Thanks, I'll abuse Dothraki as test dictionary then. If only I could export the current data from the database (cough cough Marki phpMyAdmin's export is broken cough) I could start writing a conversion tool. But it doesn't matter too much right now.

I'll add the following word class for Dothraki then: word with the fields Dothraki, IPA, Part of Speech, Definition, Source, Comment.

Quote from: `Eylan Ayfalulukanä on November 11, 2013, 04:23:20 AMI would really like Dothraki to have some added fields for root form, example sentence and canon/blog citations, but not all words will need any or all of these. I suspect Naʼvi could benefit from these as well, especially seeing that the Naʼvi dictionary is 'official'.

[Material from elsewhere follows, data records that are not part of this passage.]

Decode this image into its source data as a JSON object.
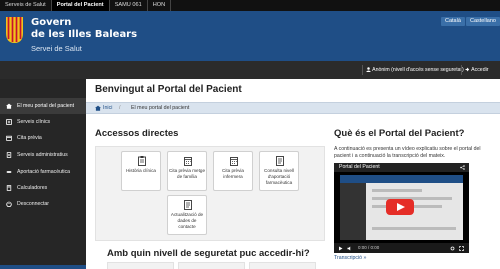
{
  "top_links": [
    "Serveis de Salut",
    "Portal del Pacient",
    "SAMU 061",
    "HON"
  ],
  "header": {
    "line1": "Govern",
    "line2": "de les Illes Balears",
    "line3": "Servei de Salut",
    "languages": [
      "Català",
      "Castellano"
    ]
  },
  "userbar": {
    "user": "Anònim (nivell d'accés sense seguretat)",
    "login": "Accedir"
  },
  "sidebar": {
    "items": [
      {
        "label": "El meu portal del pacient",
        "icon": "home-icon"
      },
      {
        "label": "Serveis clínics",
        "icon": "clinic-icon"
      },
      {
        "label": "Cita prèvia",
        "icon": "calendar-icon"
      },
      {
        "label": "Serveis administratius",
        "icon": "document-icon"
      },
      {
        "label": "Aportació farmacèutica",
        "icon": "pharmacy-icon"
      },
      {
        "label": "Calculadores",
        "icon": "calculator-icon"
      },
      {
        "label": "Desconnectar",
        "icon": "power-icon"
      }
    ]
  },
  "main": {
    "title": "Benvingut al Portal del Pacient",
    "breadcrumb": [
      "Inici",
      "El meu portal del pacient"
    ],
    "accessos_title": "Accessos directes",
    "tiles": [
      {
        "label": "Història clínica"
      },
      {
        "label": "Cita prèvia metge de família"
      },
      {
        "label": "Cita prèvia infermera"
      },
      {
        "label": "Consulta nivell d'aportació farmacèutica"
      },
      {
        "label": "Actualització de dades de contacte"
      }
    ],
    "security_title": "Amb quin nivell de seguretat puc accedir-hi?",
    "que_title": "Què és el Portal del Pacient?",
    "que_text": "A continuació es presenta un vídeo explicatiu sobre el portal del pacient i a continuació la transcripció del mateix.",
    "video_title": "Portal del Pacient",
    "video_time": "0:00 / 0:00",
    "video_link": "Transcripció »"
  },
  "colors": {
    "brand_blue": "#1f4e86",
    "sidebar_dark": "#262626",
    "play_red": "#e52d27"
  }
}
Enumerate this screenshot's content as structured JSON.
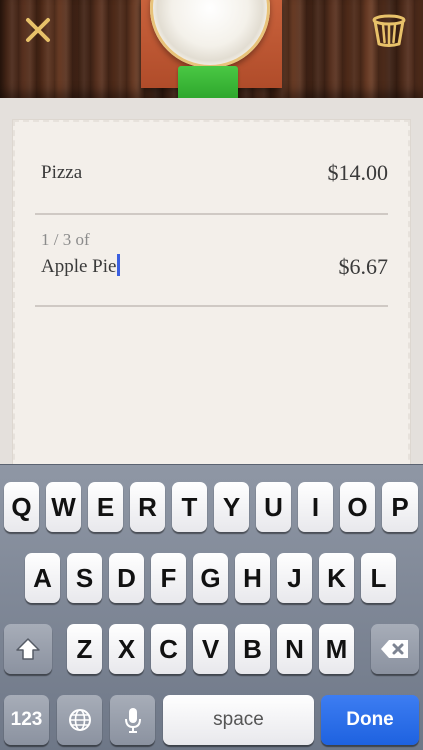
{
  "header": {
    "close_icon": "close-icon",
    "trash_icon": "trash-bucket-icon"
  },
  "receipt": {
    "items": [
      {
        "name": "Pizza",
        "price": "$14.00"
      },
      {
        "split": "1 / 3 of",
        "name": "Apple Pie",
        "price": "$6.67"
      }
    ]
  },
  "keyboard": {
    "row1": [
      "Q",
      "W",
      "E",
      "R",
      "T",
      "Y",
      "U",
      "I",
      "O",
      "P"
    ],
    "row2": [
      "A",
      "S",
      "D",
      "F",
      "G",
      "H",
      "J",
      "K",
      "L"
    ],
    "row3": [
      "Z",
      "X",
      "C",
      "V",
      "B",
      "N",
      "M"
    ],
    "numbers_label": "123",
    "space_label": "space",
    "done_label": "Done",
    "globe_icon": "globe-icon",
    "mic_icon": "microphone-icon",
    "shift_icon": "shift-icon",
    "delete_icon": "delete-icon"
  },
  "colors": {
    "done_blue": "#1e62e0",
    "cursor_blue": "#3b5fe0"
  }
}
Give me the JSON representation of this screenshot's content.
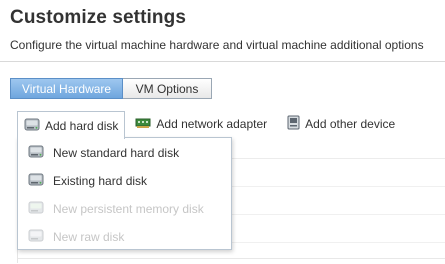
{
  "header": {
    "title": "Customize settings",
    "subtitle": "Configure the virtual machine hardware and virtual machine additional options"
  },
  "tabs": [
    {
      "label": "Virtual Hardware",
      "active": true
    },
    {
      "label": "VM Options",
      "active": false
    }
  ],
  "toolbar": {
    "add_hard_disk": {
      "label": "Add hard disk",
      "icon": "hard-disk-icon"
    },
    "add_network_adapter": {
      "label": "Add network adapter",
      "icon": "network-adapter-icon"
    },
    "add_other_device": {
      "label": "Add other device",
      "icon": "device-icon"
    }
  },
  "hard_disk_menu": {
    "items": [
      {
        "label": "New standard hard disk",
        "enabled": true,
        "icon": "hard-disk-icon"
      },
      {
        "label": "Existing hard disk",
        "enabled": true,
        "icon": "hard-disk-icon"
      },
      {
        "label": "New persistent memory disk",
        "enabled": false,
        "icon": "memory-disk-icon"
      },
      {
        "label": "New raw disk",
        "enabled": false,
        "icon": "raw-disk-icon"
      }
    ]
  },
  "colors": {
    "active_tab": "#7fb3e6",
    "text": "#333333",
    "disabled_text": "#c6c6c6",
    "border": "#b9c5d1"
  }
}
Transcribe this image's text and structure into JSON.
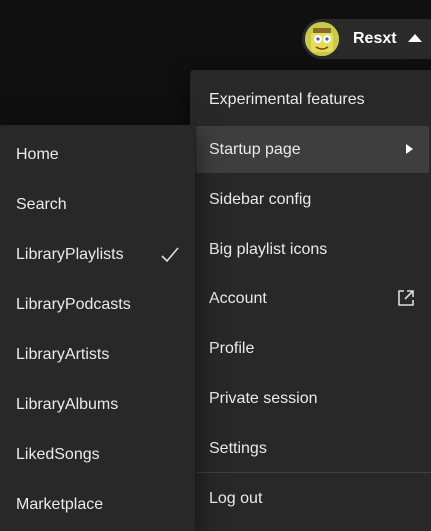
{
  "user": {
    "name": "Resxt",
    "avatar_icon": "avatar-image"
  },
  "menu": {
    "items": [
      {
        "label": "Experimental features"
      },
      {
        "label": "Startup page",
        "submenu_arrow": "chevron-right-icon"
      },
      {
        "label": "Sidebar config"
      },
      {
        "label": "Big playlist icons"
      },
      {
        "label": "Account",
        "trailing_icon": "external-link-icon"
      },
      {
        "label": "Profile"
      },
      {
        "label": "Private session"
      },
      {
        "label": "Settings"
      },
      {
        "label": "Log out"
      }
    ],
    "active_index": 1
  },
  "submenu": {
    "items": [
      {
        "label": "Home"
      },
      {
        "label": "Search"
      },
      {
        "label": "LibraryPlaylists",
        "checked": true
      },
      {
        "label": "LibraryPodcasts"
      },
      {
        "label": "LibraryArtists"
      },
      {
        "label": "LibraryAlbums"
      },
      {
        "label": "LikedSongs"
      },
      {
        "label": "Marketplace"
      }
    ]
  },
  "colors": {
    "background": "#121212",
    "menu_bg": "#282828",
    "active_bg": "#3e3e3e",
    "text": "#eaeaea"
  }
}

You'll be able to do that with the new word class system. For example, would you like to extend word with a root form field? If you could tell me which other classes you would need (i.e. "I would like something like the normal words, let's call it blog cited. It should add two new fields, 'citation source' and 'citation link' as well as 'date'.") I could get going on that.

Quote from: `Eylan Ayfalulukanä on November 11, 2013, 04:23:20 AMAs far as LaTeX, there is of course boldface and italic. There is a special LaTeX form for the tie bar in the IPA, and also for the 'dental' symbol used under some consonants. Valyrian may use a couple more, plus it uses the stress marks you have already included in your example. Most importantly for Valyrian would be the ability to enter vowels with macrons, such as Ā ā Ē ē Ī ī Ō ō Ū ū Ȳ ȳ, without having to use BBcode. This is important for making the databases easily searchable on these letters. Is there really specialized BBcode for IPA? Where do you look for it?

BBCode is generic. We're writing our own BBCode system, which means we can define what BBCodes there will be. Personally, I would prefer it if we could use Unicode wherever possible (for example, with macarons - as you just did). The "searching is not possible" is, I would guess, for the same reason that the Russian one isn't working, because of an incompatible LaTeX renderer. However, with the new system, we could very easily make HTML dictionaries - those would be searchable by normal browsers with CTRL-F. I'm not too sure how well IPA is handled by browsers, however. But we'll find a way, I hope.

In that context, is it possible to have the IPA completely in some sort of unicode? i.e. is there an unicode command for it? I found this list to be exactly what we might be looking for. For example, \textprimstress would be "ˈ". If we could write, in the IPA in Unicode, that would make things infinitely much easier. For example, {\textprimstress Pa.Paw} could become {ˈʔa.ʔaw}. However, I recognize this is a pain in the arse to write (although we could have a nice little browser help for that? A list of IPA symbols you could click to insert said IPA at the current location? Kind of like the ä and ì buttons here?). Perhaps I'll just have to find a write to decode TIPA into Unicode IPA for HTML. It doesn't seem to be impossible, at least. This list of IPA unicode looks quite complete to me. But I'm no linguist, so I won't make any statements on that.

So, to be precise: You could write the data in Unicode (as you do now), and if necessary the exporter would (let's assume this would be necessary) replace ä with 'a to make it searchable. Or it doesn't. Important is that, if your data is in unicode, we can do whatever we please with it. It's the easiest thing to handle and having all data consistently in Unicode wouldn't be a bad thing.

baritone · November 11, 2013, 11:05:41 AM

I have compiled a dictionary for vrrtepcli and add it into the source sode, but it was a great job. If the data transfer from the Russian part of the dictionary into NaviData.sql can not be fixed soon, I'm ready to make corrections in EE database and vrrtepcli dictionary simultaneously. But it would be better if the data transfer will be repaired.

Tuiq · November 11, 2013, 11:29:56 AM

In all likelihood, whatever is currently breaking Russian's SQL will not be fixed until the new EE system is there. It's simply too much effort and not worth it while we're working on a successor anyway.